Below, you will find the input file that corresponds to the granular rain example available in the somewhere/tags/3.0/Example/00104_{dem}{mechanical}{granular}_SPHERICAL-RAIN path.

<GRANOO Version="3" OutDir="TEST" ThreadNumber="1" Verbose="No">

  <STEP Label="pre-processing">
    <NEW-GROUND Type="Box" DimX="1." DimY="0.25" DimZ="1." ID="Boundary"/>
  </STEP>

  <STEP Label="processing" TotalTime="2." TimeStep="2e-5">
    <AddElement xMaxPos=".4" yPos="0." zMaxPos=".4" rMax="0.02"
    		MaxNumber="2000" EveryIter="100"/>
    <CLEAR-LOAD/>
    <APPLY-GRAVITY X="0." Y="-10." Z="0."/>
    <MANAGE-COLLISION Between="Body/Ground"
    		      BroadPhase="Raw" NarrowPhase="WithSphere"
    		      CallBack="Standard2" NormalStiffness="1e5" RestitutionCoeff="0.1" StaticFriction="0.3"/>    
    <MANAGE-COLLISION Between="Body/Body"
    		      BroadPhase="Lcm" SkipNarrowPhase="True"
    		      CallBack="Standard2" NormalStiffness="1e5" RestitutionCoeff="0.1" StaticFriction="0.3" />
    <INTEGRATE-ACCELERATION Linear="Yes" Angular="Yes"/>
    <CHECK/>
    <SAVE-DOMAIN EveryIter="1000" />
  </STEP>

</GRANOO>

In this example, only the pre-processing and processing steps are used. You can note that the TotalTime TimeStep xml attributes of the processing step allows to define the main time loop. The NEW-GROUND, AddElement or CLEAR-LOAD Xml tags correspond to the GranOO macro-commands (also named PlugIn). The PlugIn which are written in capital letters correspond to the GranOO standard plugins which are defined in the somewhere/tags/3.0/Lib/GranOO3/PlugIn C++ source files.

Practical work

Ok, please try to build this example (see the first tutorial step) and run the simulation with this input file and see the result with the granoo3-viewer program. Now, we will highlight that the plugin order is important. For instance, move the CLEAR-LOAD just before the INTEGRATE-ACCELERATION. You must obtain something like :

<GRANOO Version="3" OutDir="TEST" ThreadNumber="1" Verbose="No">

  <STEP Label="pre-processing">
    <NEW-GROUND Type="Box" DimX="1." DimY="0.25" DimZ="1." ID="Boundary"/>
  </STEP>

  <STEP Label="processing" TotalTime="2." TimeStep="2e-5">
    <AddElement xMaxPos=".4" yPos="0." zMaxPos=".4" rMax="0.02"
    		MaxNumber="2000" EveryIter="100"/>
    <APPLY-GRAVITY X="0." Y="-10." Z="0."/>
    <MANAGE-COLLISION Between="Body/Ground"
    		      BroadPhase="Raw" NarrowPhase="WithSphere"
    		      CallBack="Standard2" NormalStiffness="1e5" RestitutionCoeff="0.1" StaticFriction="0.3"/>
    <MANAGE-COLLISION Between="Body/Body"
    		      BroadPhase="Lcm" SkipNarrowPhase="True"
    		      CallBack="Standard2" NormalStiffness="1e5" RestitutionCoeff="0.1" StaticFriction="0.3" />
    <CLEAR-LOAD/>	
    <INTEGRATE-ACCELERATION Linear="Yes" Angular="Yes"/>
    <CHECK/>
    <SAVE-DOMAIN EveryIter="1000" />
  </STEP>

</GRANOO>

Now, re-run your simulation (note that you can skip the compilation process with cmake and make because you do not change the c++ source files) and observe the results. These results should be very different !
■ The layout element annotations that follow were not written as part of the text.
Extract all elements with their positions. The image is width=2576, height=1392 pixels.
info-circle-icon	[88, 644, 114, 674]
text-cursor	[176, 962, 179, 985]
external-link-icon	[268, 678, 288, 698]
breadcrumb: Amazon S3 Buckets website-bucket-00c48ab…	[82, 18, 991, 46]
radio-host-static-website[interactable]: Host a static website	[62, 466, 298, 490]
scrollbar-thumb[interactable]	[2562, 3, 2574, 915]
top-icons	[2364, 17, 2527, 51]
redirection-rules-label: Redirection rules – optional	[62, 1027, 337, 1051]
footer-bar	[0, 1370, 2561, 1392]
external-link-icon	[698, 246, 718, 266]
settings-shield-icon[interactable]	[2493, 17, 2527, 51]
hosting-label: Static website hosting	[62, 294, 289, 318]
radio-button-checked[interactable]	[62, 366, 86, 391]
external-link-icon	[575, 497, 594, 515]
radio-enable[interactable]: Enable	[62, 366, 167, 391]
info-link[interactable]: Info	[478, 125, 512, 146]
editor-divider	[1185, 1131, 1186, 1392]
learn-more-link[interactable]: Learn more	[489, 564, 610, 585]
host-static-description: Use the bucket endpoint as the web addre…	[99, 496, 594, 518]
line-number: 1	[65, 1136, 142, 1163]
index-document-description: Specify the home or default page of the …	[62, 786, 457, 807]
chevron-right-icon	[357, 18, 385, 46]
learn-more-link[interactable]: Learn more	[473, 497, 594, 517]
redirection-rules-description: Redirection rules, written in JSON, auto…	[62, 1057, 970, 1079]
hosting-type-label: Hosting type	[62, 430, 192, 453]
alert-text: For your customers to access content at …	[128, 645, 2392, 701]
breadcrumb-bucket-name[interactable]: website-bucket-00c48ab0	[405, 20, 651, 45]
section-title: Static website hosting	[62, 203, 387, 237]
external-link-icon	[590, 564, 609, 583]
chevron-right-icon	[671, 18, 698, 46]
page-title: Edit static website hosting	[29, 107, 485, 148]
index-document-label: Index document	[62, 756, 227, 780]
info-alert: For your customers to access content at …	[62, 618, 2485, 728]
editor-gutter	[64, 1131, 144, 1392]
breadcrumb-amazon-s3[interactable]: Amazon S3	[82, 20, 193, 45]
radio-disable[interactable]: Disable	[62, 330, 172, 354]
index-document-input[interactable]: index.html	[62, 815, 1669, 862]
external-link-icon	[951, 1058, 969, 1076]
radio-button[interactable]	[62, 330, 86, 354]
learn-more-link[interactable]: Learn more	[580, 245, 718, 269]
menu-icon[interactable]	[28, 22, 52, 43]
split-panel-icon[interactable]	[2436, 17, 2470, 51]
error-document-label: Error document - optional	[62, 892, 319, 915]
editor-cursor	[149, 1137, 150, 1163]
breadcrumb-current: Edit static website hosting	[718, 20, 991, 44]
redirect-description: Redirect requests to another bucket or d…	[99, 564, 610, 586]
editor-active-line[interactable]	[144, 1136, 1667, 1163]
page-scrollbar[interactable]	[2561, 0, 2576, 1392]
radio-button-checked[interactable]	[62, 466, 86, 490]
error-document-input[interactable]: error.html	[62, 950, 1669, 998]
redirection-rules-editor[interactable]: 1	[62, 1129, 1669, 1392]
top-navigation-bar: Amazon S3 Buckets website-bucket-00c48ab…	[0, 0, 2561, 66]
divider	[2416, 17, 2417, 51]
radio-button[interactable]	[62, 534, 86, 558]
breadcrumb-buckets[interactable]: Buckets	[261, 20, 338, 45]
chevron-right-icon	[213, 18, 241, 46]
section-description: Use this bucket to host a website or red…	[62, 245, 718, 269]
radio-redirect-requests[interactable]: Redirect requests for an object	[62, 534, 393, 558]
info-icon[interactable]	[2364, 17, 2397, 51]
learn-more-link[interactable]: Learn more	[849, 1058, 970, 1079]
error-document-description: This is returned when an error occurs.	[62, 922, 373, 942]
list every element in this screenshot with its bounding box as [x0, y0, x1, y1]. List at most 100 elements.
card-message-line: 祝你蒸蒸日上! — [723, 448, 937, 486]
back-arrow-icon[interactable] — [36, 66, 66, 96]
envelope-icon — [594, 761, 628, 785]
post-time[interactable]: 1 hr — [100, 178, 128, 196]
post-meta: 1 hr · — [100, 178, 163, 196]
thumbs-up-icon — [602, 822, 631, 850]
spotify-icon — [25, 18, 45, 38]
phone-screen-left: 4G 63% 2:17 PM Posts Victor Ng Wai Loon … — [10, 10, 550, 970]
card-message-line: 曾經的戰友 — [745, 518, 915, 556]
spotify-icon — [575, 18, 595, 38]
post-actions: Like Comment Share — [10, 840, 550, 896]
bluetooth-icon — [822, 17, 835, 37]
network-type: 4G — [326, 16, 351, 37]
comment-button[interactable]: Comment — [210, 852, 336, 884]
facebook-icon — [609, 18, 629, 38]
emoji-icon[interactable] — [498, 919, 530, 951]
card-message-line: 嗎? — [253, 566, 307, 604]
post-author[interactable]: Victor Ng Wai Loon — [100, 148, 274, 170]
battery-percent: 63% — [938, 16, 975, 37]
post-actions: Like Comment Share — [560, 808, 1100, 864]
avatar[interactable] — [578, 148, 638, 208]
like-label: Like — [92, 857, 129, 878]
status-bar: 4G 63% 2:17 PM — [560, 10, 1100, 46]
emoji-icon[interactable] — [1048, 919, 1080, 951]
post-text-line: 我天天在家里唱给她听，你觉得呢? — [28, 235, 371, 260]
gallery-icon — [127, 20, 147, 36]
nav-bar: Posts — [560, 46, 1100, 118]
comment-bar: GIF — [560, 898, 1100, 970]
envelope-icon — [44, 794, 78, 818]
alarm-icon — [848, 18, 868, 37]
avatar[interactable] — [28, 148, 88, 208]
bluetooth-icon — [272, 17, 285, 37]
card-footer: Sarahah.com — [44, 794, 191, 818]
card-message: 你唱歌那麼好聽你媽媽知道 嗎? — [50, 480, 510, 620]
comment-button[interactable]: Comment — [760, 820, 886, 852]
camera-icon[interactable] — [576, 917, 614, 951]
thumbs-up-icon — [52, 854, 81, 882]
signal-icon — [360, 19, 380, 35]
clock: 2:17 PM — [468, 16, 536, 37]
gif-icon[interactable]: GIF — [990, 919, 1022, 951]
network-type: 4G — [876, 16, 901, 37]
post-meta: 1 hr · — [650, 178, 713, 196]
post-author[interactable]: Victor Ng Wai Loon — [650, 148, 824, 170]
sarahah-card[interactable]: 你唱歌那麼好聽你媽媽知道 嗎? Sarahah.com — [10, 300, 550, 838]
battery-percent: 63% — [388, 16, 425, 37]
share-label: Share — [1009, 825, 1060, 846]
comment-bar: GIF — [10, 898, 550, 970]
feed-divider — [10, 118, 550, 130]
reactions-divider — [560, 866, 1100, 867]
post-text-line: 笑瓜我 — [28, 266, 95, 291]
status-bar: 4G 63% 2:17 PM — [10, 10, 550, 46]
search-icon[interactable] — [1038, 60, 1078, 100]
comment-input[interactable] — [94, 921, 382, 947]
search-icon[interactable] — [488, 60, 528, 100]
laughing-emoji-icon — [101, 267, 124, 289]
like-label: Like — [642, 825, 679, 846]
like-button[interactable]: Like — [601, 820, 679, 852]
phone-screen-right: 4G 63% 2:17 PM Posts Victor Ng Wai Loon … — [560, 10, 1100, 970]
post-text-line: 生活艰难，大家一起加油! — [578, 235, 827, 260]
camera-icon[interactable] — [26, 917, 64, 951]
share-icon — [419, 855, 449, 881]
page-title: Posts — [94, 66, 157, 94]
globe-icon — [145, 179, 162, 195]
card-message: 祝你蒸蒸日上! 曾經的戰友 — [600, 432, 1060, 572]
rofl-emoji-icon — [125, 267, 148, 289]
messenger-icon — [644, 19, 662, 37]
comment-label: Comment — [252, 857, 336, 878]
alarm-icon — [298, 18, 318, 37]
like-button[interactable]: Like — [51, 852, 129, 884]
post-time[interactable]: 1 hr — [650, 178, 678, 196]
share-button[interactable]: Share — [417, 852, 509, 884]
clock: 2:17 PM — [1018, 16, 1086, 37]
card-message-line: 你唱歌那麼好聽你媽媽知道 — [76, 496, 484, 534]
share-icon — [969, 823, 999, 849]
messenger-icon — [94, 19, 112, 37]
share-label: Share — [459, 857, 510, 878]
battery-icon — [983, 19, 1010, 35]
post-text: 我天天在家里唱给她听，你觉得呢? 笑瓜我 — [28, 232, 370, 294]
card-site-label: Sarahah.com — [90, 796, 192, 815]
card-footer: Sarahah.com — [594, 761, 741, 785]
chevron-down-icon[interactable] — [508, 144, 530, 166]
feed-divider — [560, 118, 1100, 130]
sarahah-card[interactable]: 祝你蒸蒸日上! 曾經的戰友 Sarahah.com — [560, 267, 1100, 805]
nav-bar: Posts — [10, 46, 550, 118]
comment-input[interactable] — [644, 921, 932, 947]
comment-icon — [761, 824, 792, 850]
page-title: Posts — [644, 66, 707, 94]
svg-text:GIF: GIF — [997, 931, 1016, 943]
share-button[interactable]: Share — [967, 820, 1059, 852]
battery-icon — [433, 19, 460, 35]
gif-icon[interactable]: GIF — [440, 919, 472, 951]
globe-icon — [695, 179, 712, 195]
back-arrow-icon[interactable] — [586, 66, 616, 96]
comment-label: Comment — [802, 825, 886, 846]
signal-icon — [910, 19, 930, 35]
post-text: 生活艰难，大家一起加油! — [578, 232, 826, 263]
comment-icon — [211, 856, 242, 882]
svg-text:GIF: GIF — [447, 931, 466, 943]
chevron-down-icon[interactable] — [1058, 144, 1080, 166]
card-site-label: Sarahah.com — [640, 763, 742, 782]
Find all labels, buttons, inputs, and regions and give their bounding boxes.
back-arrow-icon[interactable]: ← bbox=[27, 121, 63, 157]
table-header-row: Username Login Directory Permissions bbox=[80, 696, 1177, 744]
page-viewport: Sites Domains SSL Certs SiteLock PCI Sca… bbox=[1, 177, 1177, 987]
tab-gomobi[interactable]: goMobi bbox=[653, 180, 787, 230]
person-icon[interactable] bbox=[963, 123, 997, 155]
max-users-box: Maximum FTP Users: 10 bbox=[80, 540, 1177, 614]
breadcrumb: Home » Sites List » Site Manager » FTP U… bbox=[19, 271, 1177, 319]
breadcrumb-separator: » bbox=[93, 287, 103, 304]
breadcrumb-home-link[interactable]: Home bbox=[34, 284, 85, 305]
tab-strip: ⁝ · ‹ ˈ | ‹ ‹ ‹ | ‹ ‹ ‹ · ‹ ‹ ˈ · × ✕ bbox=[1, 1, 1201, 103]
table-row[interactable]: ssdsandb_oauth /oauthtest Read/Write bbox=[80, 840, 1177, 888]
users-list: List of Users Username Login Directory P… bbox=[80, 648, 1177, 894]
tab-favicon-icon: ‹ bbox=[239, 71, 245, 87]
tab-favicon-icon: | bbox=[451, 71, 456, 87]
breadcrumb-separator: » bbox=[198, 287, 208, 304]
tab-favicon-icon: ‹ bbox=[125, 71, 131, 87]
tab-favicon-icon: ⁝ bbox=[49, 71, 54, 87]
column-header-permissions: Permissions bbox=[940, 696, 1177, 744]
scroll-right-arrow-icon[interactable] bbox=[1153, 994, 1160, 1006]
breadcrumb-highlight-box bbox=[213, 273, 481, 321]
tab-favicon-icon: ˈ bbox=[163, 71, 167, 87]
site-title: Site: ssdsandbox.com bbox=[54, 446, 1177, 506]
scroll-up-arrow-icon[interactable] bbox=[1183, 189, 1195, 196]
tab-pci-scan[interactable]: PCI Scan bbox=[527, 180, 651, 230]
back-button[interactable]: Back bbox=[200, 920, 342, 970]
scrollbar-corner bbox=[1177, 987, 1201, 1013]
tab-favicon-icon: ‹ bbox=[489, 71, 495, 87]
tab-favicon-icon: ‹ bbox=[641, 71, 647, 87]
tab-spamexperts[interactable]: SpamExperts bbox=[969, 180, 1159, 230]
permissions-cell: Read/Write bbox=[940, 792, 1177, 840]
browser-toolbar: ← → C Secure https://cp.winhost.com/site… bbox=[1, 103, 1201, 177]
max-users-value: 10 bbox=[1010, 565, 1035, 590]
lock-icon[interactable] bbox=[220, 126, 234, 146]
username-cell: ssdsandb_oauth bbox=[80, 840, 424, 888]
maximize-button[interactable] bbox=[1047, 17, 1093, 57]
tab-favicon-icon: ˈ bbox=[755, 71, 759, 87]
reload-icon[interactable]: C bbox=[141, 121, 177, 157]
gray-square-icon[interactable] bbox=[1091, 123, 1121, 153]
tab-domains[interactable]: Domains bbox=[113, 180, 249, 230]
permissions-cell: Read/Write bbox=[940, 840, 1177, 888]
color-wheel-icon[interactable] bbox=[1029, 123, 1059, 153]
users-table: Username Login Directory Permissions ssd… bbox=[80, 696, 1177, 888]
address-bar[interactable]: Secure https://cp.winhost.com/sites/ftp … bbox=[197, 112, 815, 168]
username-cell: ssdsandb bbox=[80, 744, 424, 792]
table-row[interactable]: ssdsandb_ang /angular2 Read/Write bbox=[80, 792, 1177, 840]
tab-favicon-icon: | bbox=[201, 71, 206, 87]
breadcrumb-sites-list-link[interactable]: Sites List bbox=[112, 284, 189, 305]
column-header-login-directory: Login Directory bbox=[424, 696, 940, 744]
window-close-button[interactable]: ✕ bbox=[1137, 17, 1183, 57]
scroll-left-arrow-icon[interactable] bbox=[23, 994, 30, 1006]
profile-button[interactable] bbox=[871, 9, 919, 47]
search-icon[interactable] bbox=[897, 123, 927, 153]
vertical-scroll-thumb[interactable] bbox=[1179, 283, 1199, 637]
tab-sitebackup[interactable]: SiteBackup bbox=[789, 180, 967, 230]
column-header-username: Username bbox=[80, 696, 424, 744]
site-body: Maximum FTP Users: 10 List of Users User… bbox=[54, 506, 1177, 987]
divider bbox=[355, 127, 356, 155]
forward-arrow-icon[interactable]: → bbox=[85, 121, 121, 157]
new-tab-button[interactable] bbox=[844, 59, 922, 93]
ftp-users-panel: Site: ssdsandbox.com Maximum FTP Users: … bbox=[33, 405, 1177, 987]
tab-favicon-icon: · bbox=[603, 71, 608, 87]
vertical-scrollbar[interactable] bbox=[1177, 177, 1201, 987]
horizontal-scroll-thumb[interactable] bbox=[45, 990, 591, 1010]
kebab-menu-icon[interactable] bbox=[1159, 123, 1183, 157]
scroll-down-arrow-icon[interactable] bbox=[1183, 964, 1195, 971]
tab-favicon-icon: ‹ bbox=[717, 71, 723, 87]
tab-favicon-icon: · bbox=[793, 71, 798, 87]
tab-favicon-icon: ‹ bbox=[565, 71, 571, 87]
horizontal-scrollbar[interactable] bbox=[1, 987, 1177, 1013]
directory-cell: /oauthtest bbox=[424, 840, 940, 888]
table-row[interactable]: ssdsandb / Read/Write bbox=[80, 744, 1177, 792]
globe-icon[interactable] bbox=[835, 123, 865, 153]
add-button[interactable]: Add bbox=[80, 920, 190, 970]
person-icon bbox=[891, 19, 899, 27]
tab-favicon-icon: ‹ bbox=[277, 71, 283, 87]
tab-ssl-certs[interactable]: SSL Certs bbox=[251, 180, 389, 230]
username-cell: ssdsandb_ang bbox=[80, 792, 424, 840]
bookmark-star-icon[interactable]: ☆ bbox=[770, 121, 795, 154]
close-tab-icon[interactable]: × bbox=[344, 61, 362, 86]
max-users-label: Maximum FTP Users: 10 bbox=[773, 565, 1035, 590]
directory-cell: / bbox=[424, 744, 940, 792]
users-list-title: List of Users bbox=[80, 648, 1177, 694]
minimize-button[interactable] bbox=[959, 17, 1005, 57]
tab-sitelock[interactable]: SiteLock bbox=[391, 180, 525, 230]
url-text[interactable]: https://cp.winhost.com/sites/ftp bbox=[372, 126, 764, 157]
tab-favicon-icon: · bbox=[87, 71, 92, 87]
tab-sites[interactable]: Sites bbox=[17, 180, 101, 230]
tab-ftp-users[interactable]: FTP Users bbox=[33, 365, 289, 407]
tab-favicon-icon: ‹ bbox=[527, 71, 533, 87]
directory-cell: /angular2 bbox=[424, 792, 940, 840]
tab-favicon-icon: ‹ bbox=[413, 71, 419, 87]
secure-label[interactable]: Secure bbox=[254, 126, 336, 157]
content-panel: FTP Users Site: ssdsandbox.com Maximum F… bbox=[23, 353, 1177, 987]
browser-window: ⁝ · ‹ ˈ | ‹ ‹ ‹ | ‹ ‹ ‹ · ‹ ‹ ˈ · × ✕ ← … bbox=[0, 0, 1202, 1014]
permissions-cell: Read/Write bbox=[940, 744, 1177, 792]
If you do not understand why these results have changed, it means that you probably have to improve your understanding of the discrete element method. This is important, this tutorial is not an introduction to the discrete element method nor the c++ and the python languages… You must get by yourself some backgrounds on such topics.